In 2004 after Tom’s passing, YAP employees began making contributions to build a scholarship fund in his name. That scholarship is one of the tools available to Advocates in helping program participants build individualized toolkits like the one Shyheem’s Advocate worked with him and his family to create.
We apply the evidence-based YAP youth justice model in our post-placement services, detention diversion, and gun violence prevention programs like Choose to Change, our partnership with Children’s Home & Aid in Chicago. The University of Chicago Crime Lab found the program reduces violent crime arrests among participants by 48 percent.
We also use the YAP youth justice model for family reunification and as an alternative to out-of-home placement of young people in group homes, treatment centers and developmental disabilities and autism care facilities.
YAP is filling service gaps for young people aging out of foster care, LGBTQ youth, commercially sexually exploited children, and young people impacted by substance use. We’re also using the model as the foundation for adult re-entry services and crime prevention programs where we are able to employ returning citizens.
The beauty of YAP is its simplicity. YAP-trained, employee Advocates help program participants identify their strengths and empower them and their parents or guardians with tools to achieve their goals and firm their foundation.
The YAP model is rooted in a desire to reform systems, including making them equitable for young Black and Brown people. This year’s protests of the death in police custody of George Floyd have brought new awareness to our model. YAP is the kind of cost-effective, community-based alternative to traditional public safety, child welfare and youth justice approaches that systems are looking for.

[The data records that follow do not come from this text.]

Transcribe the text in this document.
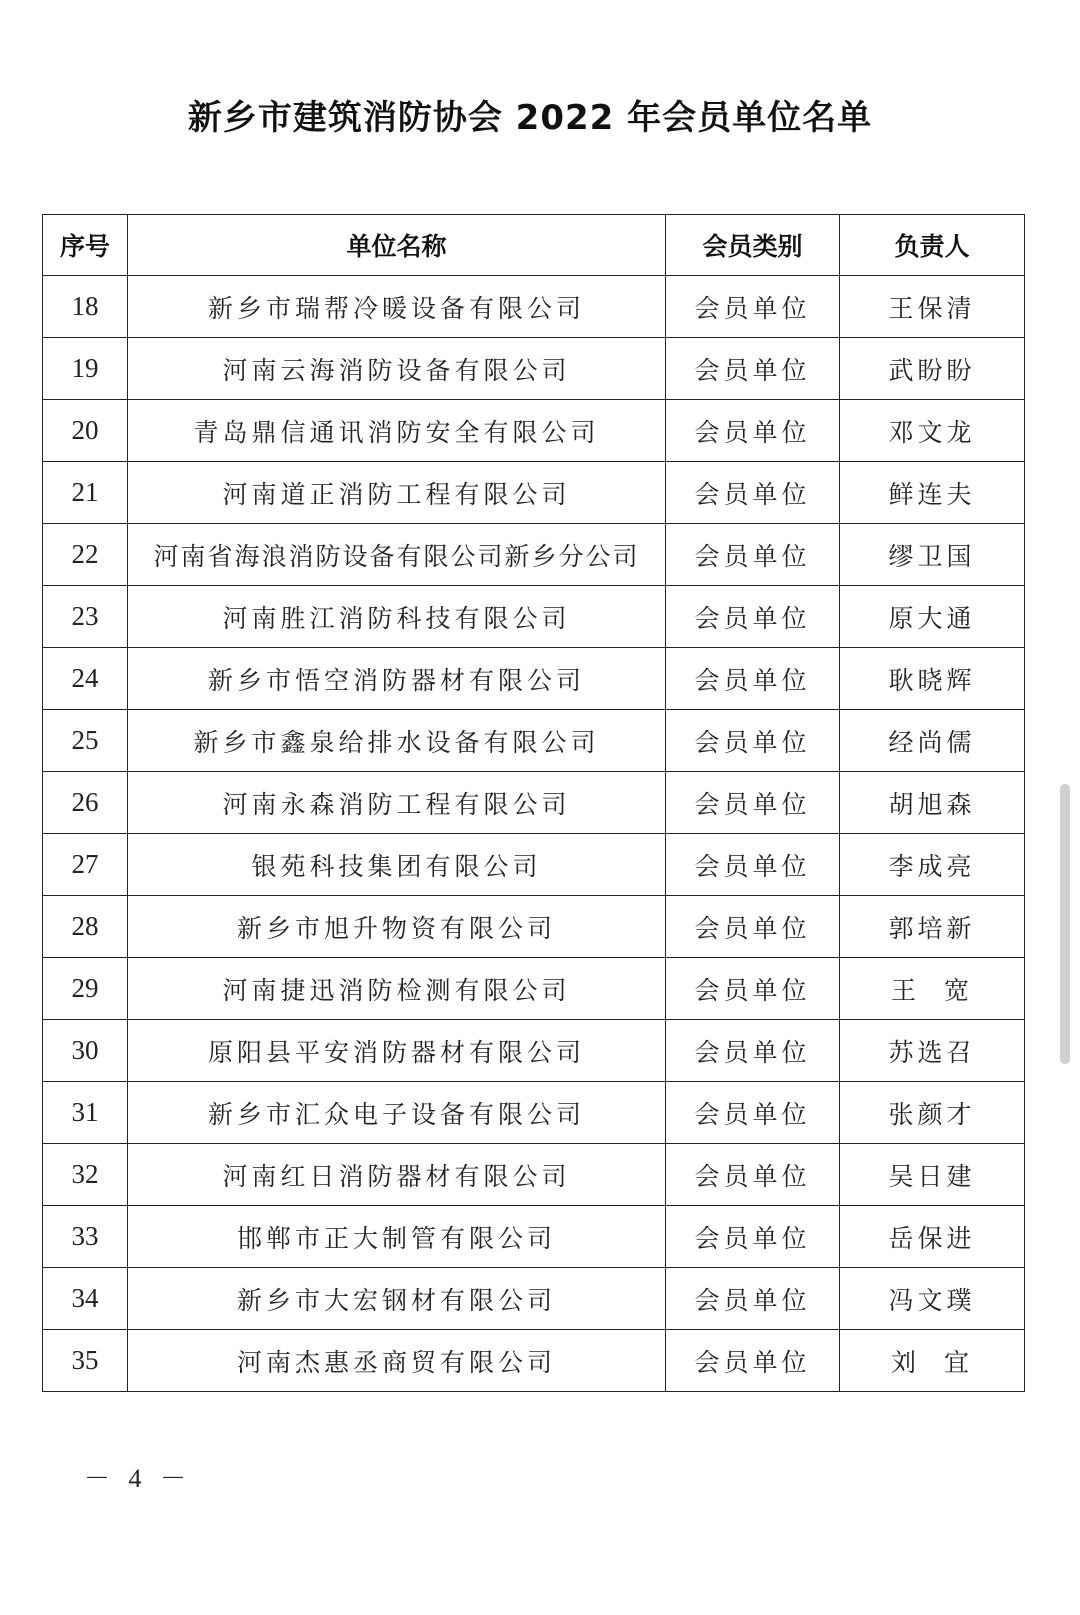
新乡市建筑消防协会 2022 年会员单位名单
序号	单位名称	会员类别	负责人
18	新乡市瑞帮冷暖设备有限公司	会员单位	王保清
19	河南云海消防设备有限公司	会员单位	武盼盼
20	青岛鼎信通讯消防安全有限公司	会员单位	邓文龙
21	河南道正消防工程有限公司	会员单位	鲜连夫
22	河南省海浪消防设备有限公司新乡分公司	会员单位	缪卫国
23	河南胜江消防科技有限公司	会员单位	原大通
24	新乡市悟空消防器材有限公司	会员单位	耿晓辉
25	新乡市鑫泉给排水设备有限公司	会员单位	经尚儒
26	河南永森消防工程有限公司	会员单位	胡旭森
27	银苑科技集团有限公司	会员单位	李成亮
28	新乡市旭升物资有限公司	会员单位	郭培新
29	河南捷迅消防检测有限公司	会员单位	王  宽
30	原阳县平安消防器材有限公司	会员单位	苏选召
31	新乡市汇众电子设备有限公司	会员单位	张颜才
32	河南红日消防器材有限公司	会员单位	吴日建
33	邯郸市正大制管有限公司	会员单位	岳保进
34	新乡市大宏钢材有限公司	会员单位	冯文璞
35	河南杰惠丞商贸有限公司	会员单位	刘  宜
－ 4 －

As noted in a Philadelphia Inquirer story about YAP, — and I quote here – “The average cost of a juvenile prison bed is $241 a day, but a slot in a community-based program costs less than $75 a day, according to the ACLU. At YAP, 86 percent of youth stayed arrest-free while in the program, a 2014 study found. In another 2014 study, researchers found that between six and 12 months after discharge from YAP, nearly 90 percent still lived in their community, and less than 5 percent were in secure placement, or detention.” End quote.
That brings us back to Shyheem. After several months of working with him, his YAP Advocate felt progress was too little and too slow. As per the YAP No Reject, No Eject policy, we didn’t give up. We matched him with another Advocate who felt that based on his own life experiences, he could make a breakthrough.

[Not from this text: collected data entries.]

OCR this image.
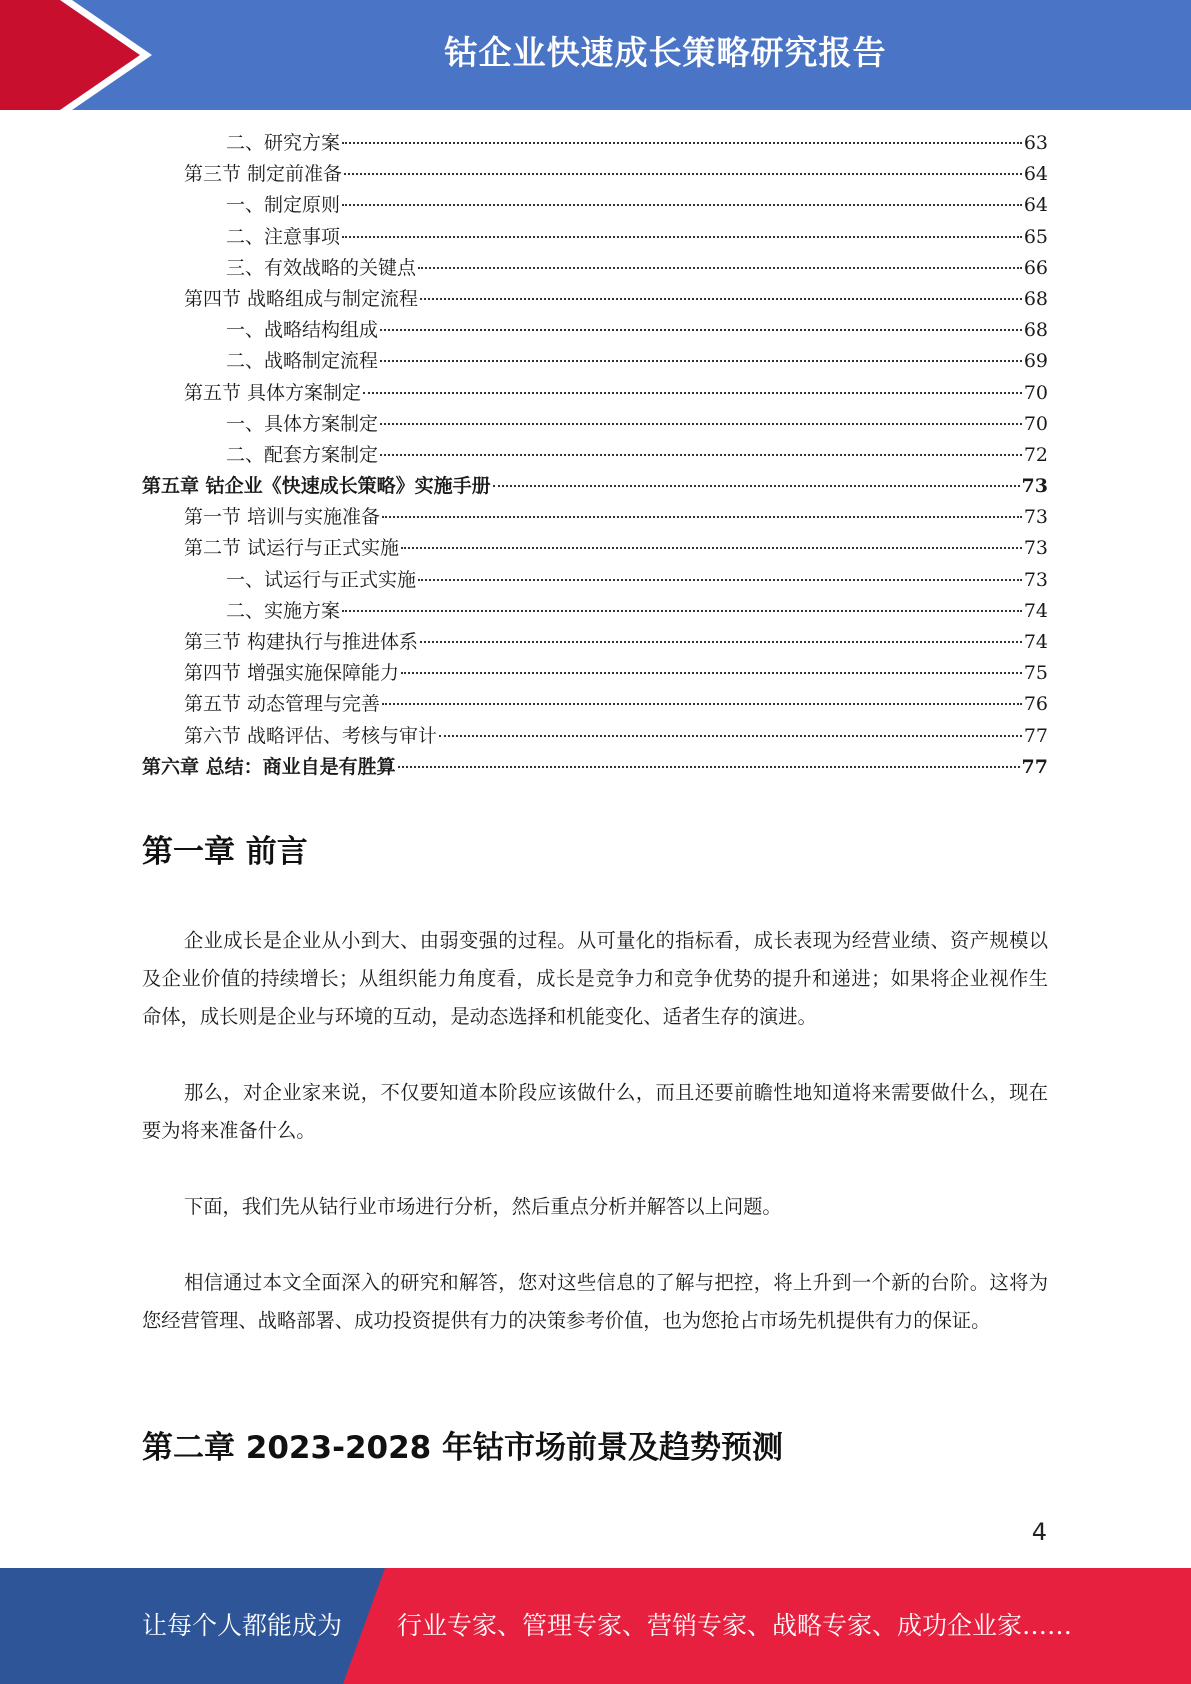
钴企业快速成长策略研究报告
二、研究方案	63
第三节 制定前准备	64
一、制定原则	64
二、注意事项	65
三、有效战略的关键点	66
第四节 战略组成与制定流程	68
一、战略结构组成	68
二、战略制定流程	69
第五节 具体方案制定	70
一、具体方案制定	70
二、配套方案制定	72
第五章 钴企业《快速成长策略》实施手册	73
第一节 培训与实施准备	73
第二节 试运行与正式实施	73
一、试运行与正式实施	73
二、实施方案	74
第三节 构建执行与推进体系	74
第四节 增强实施保障能力	75
第五节 动态管理与完善	76
第六节 战略评估、考核与审计	77
第六章 总结：商业自是有胜算	77
第一章 前言

企业成长是企业从小到大、由弱变强的过程。从可量化的指标看，成长表现为经营业绩、资产规模以及企业价值的持续增长；从组织能力角度看，成长是竞争力和竞争优势的提升和递进；如果将企业视作生命体，成长则是企业与环境的互动，是动态选择和机能变化、适者生存的演进。

那么，对企业家来说，不仅要知道本阶段应该做什么，而且还要前瞻性地知道将来需要做什么，现在要为将来准备什么。

下面，我们先从钴行业市场进行分析，然后重点分析并解答以上问题。

相信通过本文全面深入的研究和解答，您对这些信息的了解与把控，将上升到一个新的台阶。这将为您经营管理、战略部署、成功投资提供有力的决策参考价值，也为您抢占市场先机提供有力的保证。

第二章 2023-2028 年钴市场前景及趋势预测
4
让每个人都能成为 行业专家、管理专家、营销专家、战略专家、成功企业家……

By late 2018, YAP Advocate Darnell began seeing things come together for Shyheem. Both the judge overseeing his case and Shyheem’s probation officer agreed that this once troubled youth was growing into a young man working towards a bright future.
In Spring 2019, Shyheem graduated from Excel Academy. He’d completed over 430 hours of community service at Inglis House assisting people with disabilities. He also worked at KIngsessing Recreation Center helping maintain the facility.
At his court hearing right before the city shutdown, Shyheem had completed his restitution and had an interview for a full-time job with a security company. On September 4th, the now 20-year-old Shyheem got word that Juvenile Probation has positively discharged him from custody.
At YAP, we believe every young person deserves what we all want — someone to believe in us against all odds — and an opportunity to prove them right. Thank you for taking time to hear about the YAP model.